13-Year-Old Girl Battles 10-Foot Great White In South Africa
These ZAF shark headlines are bordering on hysteria.
Fins and breaches have become to the J-Bay Open what tramp stamps and meth are to the U.S. Open. With a shark popping up in Filipe Toledo’s heat yesterday and WSL commish Kieren Perrow calling the comp off today after the Great White air show, the moral of the story is that South Africa’s sharky…but you already knew that. And while we almost expect CT heroes like Mick Fanning to ward off the jaws of death with their fists, it’s a whole different story when a creature in a grey suit tries to steal away a cute, little 13-year-old girl.
Enter the life and times of Zoe Steyn. Surfing this week at Nahoon Reef near East London, the teenager was reportedly sitting on her board about 75 meters offshore when the encounter occurred.
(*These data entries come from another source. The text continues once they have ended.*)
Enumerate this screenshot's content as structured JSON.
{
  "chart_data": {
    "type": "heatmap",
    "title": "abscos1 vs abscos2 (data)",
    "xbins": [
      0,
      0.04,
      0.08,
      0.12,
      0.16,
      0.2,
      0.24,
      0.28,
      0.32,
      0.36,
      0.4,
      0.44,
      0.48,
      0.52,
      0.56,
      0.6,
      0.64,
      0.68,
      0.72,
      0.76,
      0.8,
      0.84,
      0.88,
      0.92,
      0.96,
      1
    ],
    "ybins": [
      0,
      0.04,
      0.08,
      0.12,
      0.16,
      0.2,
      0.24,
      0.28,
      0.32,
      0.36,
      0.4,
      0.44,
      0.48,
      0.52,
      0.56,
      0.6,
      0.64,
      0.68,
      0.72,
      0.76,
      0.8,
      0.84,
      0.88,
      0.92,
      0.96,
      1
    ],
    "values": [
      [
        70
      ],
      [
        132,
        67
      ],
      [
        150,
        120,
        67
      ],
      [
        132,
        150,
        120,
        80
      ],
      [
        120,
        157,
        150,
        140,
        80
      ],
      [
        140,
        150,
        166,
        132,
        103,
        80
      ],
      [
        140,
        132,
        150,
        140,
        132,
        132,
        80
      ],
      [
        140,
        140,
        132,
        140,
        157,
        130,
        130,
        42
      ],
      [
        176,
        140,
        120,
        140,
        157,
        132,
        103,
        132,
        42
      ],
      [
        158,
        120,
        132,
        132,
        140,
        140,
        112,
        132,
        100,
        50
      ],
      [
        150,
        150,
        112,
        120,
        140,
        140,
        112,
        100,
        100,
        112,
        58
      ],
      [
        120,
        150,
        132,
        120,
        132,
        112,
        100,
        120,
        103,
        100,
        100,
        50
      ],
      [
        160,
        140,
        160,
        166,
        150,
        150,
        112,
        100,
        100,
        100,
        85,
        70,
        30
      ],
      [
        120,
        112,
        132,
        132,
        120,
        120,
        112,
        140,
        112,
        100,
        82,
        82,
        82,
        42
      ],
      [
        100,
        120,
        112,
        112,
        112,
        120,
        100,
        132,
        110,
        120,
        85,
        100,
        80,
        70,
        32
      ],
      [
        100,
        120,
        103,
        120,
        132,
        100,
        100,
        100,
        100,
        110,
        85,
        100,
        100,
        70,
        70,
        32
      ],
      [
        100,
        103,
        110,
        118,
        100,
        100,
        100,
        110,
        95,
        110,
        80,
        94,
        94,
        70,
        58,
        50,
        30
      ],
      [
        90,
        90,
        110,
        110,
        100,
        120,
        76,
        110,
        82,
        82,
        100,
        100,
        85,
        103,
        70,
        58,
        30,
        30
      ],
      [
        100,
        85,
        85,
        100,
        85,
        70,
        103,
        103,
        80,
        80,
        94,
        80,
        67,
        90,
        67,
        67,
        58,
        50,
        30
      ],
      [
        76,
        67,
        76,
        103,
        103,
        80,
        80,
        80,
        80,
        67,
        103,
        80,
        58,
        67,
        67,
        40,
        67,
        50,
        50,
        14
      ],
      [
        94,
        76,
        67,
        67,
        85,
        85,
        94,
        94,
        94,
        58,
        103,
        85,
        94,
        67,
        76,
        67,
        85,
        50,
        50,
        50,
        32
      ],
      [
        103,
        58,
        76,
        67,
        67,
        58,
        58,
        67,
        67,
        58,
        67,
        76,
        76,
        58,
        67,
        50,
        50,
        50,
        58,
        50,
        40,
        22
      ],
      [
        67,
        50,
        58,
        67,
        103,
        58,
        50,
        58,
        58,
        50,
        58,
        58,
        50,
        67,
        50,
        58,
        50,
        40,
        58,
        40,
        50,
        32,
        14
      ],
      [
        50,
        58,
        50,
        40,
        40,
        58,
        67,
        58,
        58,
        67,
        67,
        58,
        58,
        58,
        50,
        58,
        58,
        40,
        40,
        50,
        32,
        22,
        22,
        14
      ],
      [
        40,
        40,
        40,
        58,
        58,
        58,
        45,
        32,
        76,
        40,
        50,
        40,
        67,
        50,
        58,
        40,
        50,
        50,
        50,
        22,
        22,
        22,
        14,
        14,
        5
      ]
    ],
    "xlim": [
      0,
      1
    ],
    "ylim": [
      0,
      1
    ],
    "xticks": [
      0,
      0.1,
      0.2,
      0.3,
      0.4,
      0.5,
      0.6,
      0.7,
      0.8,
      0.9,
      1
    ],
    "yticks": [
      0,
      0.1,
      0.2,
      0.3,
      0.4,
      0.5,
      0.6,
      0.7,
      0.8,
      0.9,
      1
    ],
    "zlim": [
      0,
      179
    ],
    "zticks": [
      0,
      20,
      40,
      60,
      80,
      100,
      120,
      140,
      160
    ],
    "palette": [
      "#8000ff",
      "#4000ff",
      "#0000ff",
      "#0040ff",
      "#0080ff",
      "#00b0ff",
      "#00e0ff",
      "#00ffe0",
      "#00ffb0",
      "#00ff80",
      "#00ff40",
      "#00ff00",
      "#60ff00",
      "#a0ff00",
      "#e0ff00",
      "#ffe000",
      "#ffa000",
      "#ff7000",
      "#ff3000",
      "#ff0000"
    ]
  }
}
Coming up from underneath, the shark, which was estimated to be approximately 10 feet in length, bit into her board.

Yum.
“I just saw this huge black eye looking straight at me and a huge bang as it took my board and began shaking it,” Steyn told the local press. “It latched on with its jaws just missing my leg and it tipped me backwards and I fell in and I just saw the black shape of it in the water and panicked.”
“I heard another surfer screaming at me to get back on my board and I pulled myself onto it but was terrified of where the shark was and what to do. Then I saw a surfer friend, JP Veaudry, paddling straight out to get me and he told me not to think about the shark but just paddle for all I was worth,” she continued. “He kept asking me if I had been bitten by the shark but I said I didn’t know as I was in a state of shock and adrenaline was just pumping through my body.”
Consider the situation and celebrate the poise of Steyn. She’s only been surfing for three years and has never seen a shark in her life, yet she battled and paddled and came away with nary a scratch. It’s taken Fanning a couple years to put his shark incident behind him. They say kids are resilient; apparently, that’s true as Steyn was back out in the water the next day.
“My memory of it is this big black eye looking straight at me,” she said. “I can’t thank JP enough for risking his life to paddle out and save me and get back to shore. It has taught me never to surf alone ever again.”